Richard Lawson of High Riggs


Richard Lawson of High Riggs was 15th century Scottish landowner and lawyer who served as Provost of Edinburgh in 1492 and 1493 and 1504/5.
He was trained as a lawyer and largely served the country in the role of ambassador in treaties with England and as King's Council.
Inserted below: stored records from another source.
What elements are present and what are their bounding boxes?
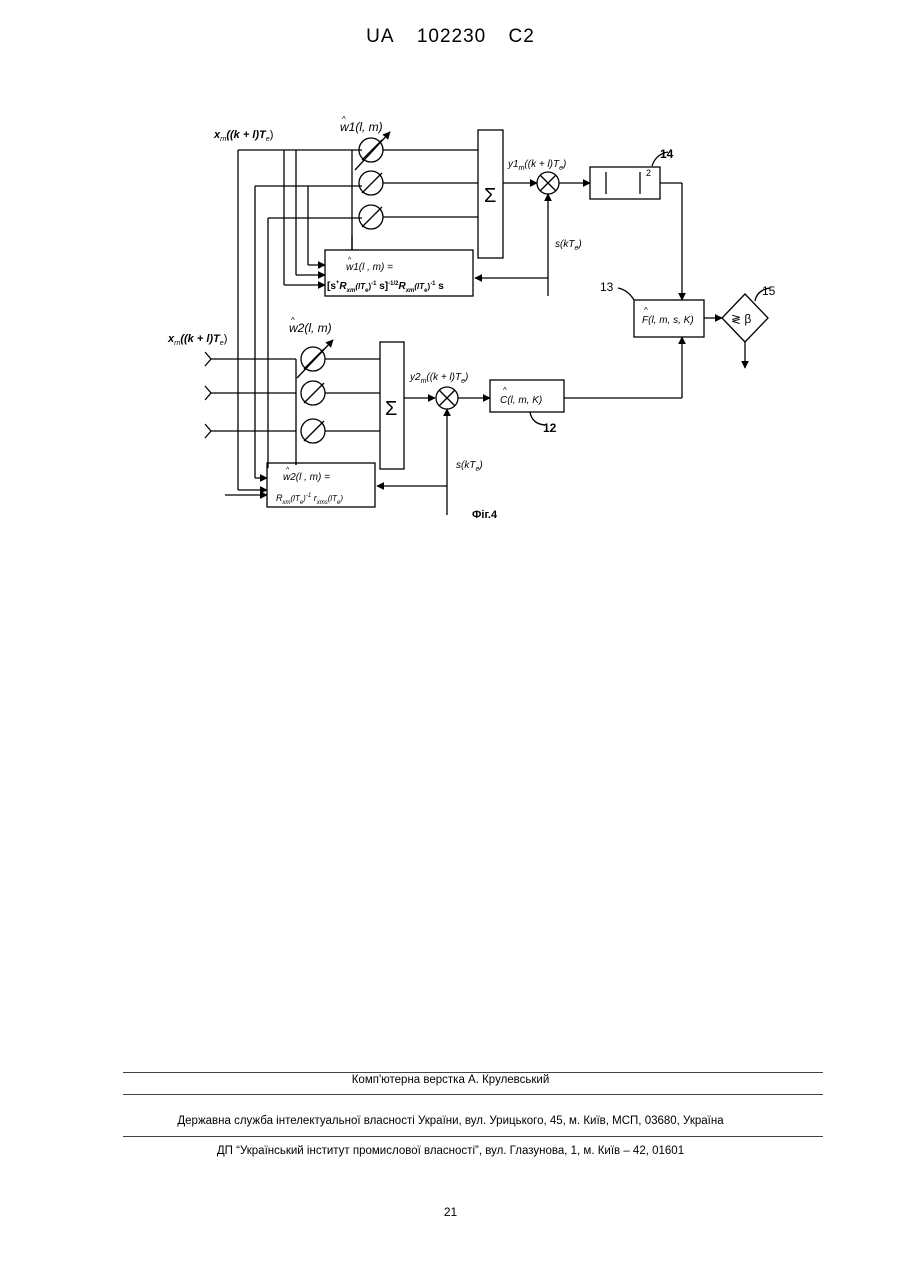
block14-number: 14	[660, 147, 674, 161]
block13-label: F(l, m, s, K)	[642, 315, 694, 326]
page-number: 21	[0, 1205, 901, 1219]
y2-output-label: y2m((k + l)Te)	[409, 372, 468, 385]
figure-caption: Фіг.4	[472, 509, 498, 521]
y1-output-label: y1m((k + l)Te)	[507, 159, 566, 172]
block13-number: 13	[600, 280, 614, 294]
w1-label: w1(l, m)	[340, 120, 383, 134]
compositor-credit: Комп'ютерна верстка А. Крулевський	[0, 1074, 901, 1086]
footer-rule-2	[123, 1094, 823, 1095]
threshold-label: ≷ β	[731, 312, 751, 326]
reference-signal-label-bottom: s(kTe)	[456, 460, 483, 473]
w1-formula-line1: w1(l , m) =	[346, 262, 393, 273]
weight-circle-w1-1	[359, 138, 383, 162]
w1-formula-line2: [s+Rxm(lTe)-1 s]-1/2Rxm(lTe)-1 s	[327, 280, 444, 294]
bottom-input-label: xrn((k + l)Te)	[167, 333, 227, 347]
patent-office-address: Державна служба інтелектуальної власност…	[0, 1115, 901, 1127]
block13-hat: ^	[644, 306, 648, 315]
sum-symbol-2: Σ	[385, 398, 397, 420]
w2-label: w2(l, m)	[289, 321, 332, 335]
weight-circle-w2-1	[301, 347, 325, 371]
weight-circle-w2-3	[301, 419, 325, 443]
reference-signal-label-top: s(kTe)	[555, 239, 582, 252]
footer-rule-3	[123, 1136, 823, 1137]
institute-address: ДП “Український інститут промислової вла…	[0, 1145, 901, 1157]
block15-number: 15	[762, 284, 776, 298]
top-input-label: xrn((k + l)Te)	[213, 129, 273, 143]
block14-exponent: 2	[646, 168, 651, 178]
block12-hat: ^	[503, 386, 507, 395]
w2-formula-line1: w2(l , m) =	[283, 472, 330, 483]
block12-number: 12	[543, 421, 557, 435]
block-diagram: xrn((k + l)Te) xrn((k + l)Te) ^ w1(l, m)…	[0, 0, 901, 560]
block12-label: C(l, m, K)	[500, 395, 542, 406]
weight-circle-w1-3	[359, 205, 383, 229]
weight-circle-w1-2	[359, 171, 383, 195]
w2-formula-line2: Rxm(lTe)-1 rxms(lTe)	[276, 493, 343, 506]
weight-circle-w2-2	[301, 381, 325, 405]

He owned a country estate known as Cairnmuir House in the Pentland Hills.
The area known as High Riggs still exists as a street name in Edinburgh and previously related to a wide area of high fields, south-west of the city, "Rigg" being Scots for a field, normally of linear form.
He served as Town Clerk in Edinburgh in 1482. He was Justice Clerk from 1489 to 1495.

Family

His son Robert Lawson was one of the many killed at the Battle of Flodden in 1513.. His son James Lawson was an MP in the Scottish Parliament in 1528, 1531 and 1532.
His grandson James Lawson, Lord Lawson was both a Senator of the College of Justice from 1532 and Provost of Edinburgh in 1532.
In 1568, a descendant, John Lawson of High Riggs, made complaint to the Town Council that the Flodden Wall had been built in such a way as to cause the flooding of his property. In 1573 the Council declared parts of his building at High Riggs as unsafe and a public danger. This house known as theOver Bowwas demolished in 1877.